High overhead, Beckwith did read, but Houston would have to keep. She had done a hurried, sloppy job of bandaging her hand, leaving paper wrappers and adhesive backings floating everywhere, and she still had to grab a towel to wad around her hand where the blood continued to seep.
She kicked off a bulkhead, fired herself as fast as she could toward the Destiny module, once again gathered the mice up, and this time shoved the cages into a large beta-cloth storage bag so as to spare herself the clumsy business of trying to herd them all as they floated free. Then she doubled back to her sleep pod and pulled out her Naval Academy hoodie and her Houston Astro
s sweatshirt. She and the mice then sped to the Russian segment, where she slammed the hatch behind her and sealed it shut. If it jammed from the cold, she’d deal with that later. She struggled into both shirts—her breath condensing again—and reached for the nearest hand mic. The other, ambient microphones had been shut off in the power-down.
“Houston, station,” she said, and then added, “Moscow, station.”
The Capcom in Houston answered first. “Reading you, Walli. Status please.”
She recognized the voice—sort of. It belonged to an eager young astronaut whose name she could not for the life of her remember at the moment—something French, she was sure. She knew the timing of the rotations at the Capcom station, though, and knew that the current shift was almost up. Jasper would be coming on next, and she could picture him in the back of the auditorium, rocking on the balls of his feet and waiting to seize the console—especially now that there was a problem to solve. But at the moment she was happy even for the voice of the nameless rookie.

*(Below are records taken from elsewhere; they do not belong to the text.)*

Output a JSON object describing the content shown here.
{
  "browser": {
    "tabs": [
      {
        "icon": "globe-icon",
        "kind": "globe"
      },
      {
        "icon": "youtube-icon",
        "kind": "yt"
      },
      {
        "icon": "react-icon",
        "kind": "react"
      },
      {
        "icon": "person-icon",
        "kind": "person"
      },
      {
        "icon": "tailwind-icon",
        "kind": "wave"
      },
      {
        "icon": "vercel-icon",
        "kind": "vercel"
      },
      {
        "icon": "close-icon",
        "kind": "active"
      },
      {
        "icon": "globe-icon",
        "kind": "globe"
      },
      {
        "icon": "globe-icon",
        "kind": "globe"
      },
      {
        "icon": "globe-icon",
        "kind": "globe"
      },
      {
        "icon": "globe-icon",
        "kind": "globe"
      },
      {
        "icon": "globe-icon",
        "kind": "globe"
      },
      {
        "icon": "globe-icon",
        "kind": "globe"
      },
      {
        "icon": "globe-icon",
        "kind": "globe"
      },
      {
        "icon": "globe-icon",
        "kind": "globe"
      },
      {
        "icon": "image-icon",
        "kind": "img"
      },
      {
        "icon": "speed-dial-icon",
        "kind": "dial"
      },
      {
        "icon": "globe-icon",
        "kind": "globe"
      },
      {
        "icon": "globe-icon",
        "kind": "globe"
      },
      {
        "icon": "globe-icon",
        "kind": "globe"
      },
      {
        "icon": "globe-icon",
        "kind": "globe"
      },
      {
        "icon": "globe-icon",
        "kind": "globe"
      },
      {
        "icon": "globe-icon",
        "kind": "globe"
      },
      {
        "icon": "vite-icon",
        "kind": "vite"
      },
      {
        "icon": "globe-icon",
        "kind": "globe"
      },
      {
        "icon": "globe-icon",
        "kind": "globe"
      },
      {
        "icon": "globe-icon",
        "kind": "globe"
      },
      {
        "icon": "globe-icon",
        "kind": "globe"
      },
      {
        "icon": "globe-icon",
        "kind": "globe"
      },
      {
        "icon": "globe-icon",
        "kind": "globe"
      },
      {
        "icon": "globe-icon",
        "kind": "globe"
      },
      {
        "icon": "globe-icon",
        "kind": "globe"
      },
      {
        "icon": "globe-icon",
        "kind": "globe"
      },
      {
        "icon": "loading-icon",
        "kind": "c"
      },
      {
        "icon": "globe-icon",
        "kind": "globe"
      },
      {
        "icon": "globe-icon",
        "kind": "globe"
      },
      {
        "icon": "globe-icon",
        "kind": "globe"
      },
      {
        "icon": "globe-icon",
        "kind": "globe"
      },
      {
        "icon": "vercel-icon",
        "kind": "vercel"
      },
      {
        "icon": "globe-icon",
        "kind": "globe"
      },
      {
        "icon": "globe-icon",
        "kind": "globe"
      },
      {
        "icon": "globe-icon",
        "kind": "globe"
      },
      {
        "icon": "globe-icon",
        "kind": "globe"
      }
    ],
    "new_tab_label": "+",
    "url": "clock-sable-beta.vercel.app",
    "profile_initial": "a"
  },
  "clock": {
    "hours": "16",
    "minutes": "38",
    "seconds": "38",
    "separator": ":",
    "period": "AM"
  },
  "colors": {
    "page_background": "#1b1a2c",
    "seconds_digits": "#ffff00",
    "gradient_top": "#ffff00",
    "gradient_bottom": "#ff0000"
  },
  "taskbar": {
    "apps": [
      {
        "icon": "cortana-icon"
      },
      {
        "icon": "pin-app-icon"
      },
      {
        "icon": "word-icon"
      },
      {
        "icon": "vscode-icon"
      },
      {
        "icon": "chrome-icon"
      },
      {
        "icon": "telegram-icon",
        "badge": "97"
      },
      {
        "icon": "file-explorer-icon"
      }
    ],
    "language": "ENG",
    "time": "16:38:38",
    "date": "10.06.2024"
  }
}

“Sheltering in place in the Zvezda,” Beckwith answered.
“Good. Stay there.”
“Copy that. I’m assuming ammonia,” she said.
Lagrange, she suddenly remembered. He was something-or-other Lagrange.
“EECOM thinks it’s ammonia, yeah,” Lagrange answered.
“No false alarm this time?”
“Doesn’t look like that. Still checking.”
At that moment, the EECOM cut back into the Mission Control communications loop, which the controllers could hear but Beckwith couldn’t. He had been consulting with his technical team and had nothing good to share.
“Flight, EECOM,” he said.
“Go, EECOM,” Hampton answered.
“Confirming breach in pump on P6, inside the IFHX. Consistent with ammonia. This one’s no false alarm.”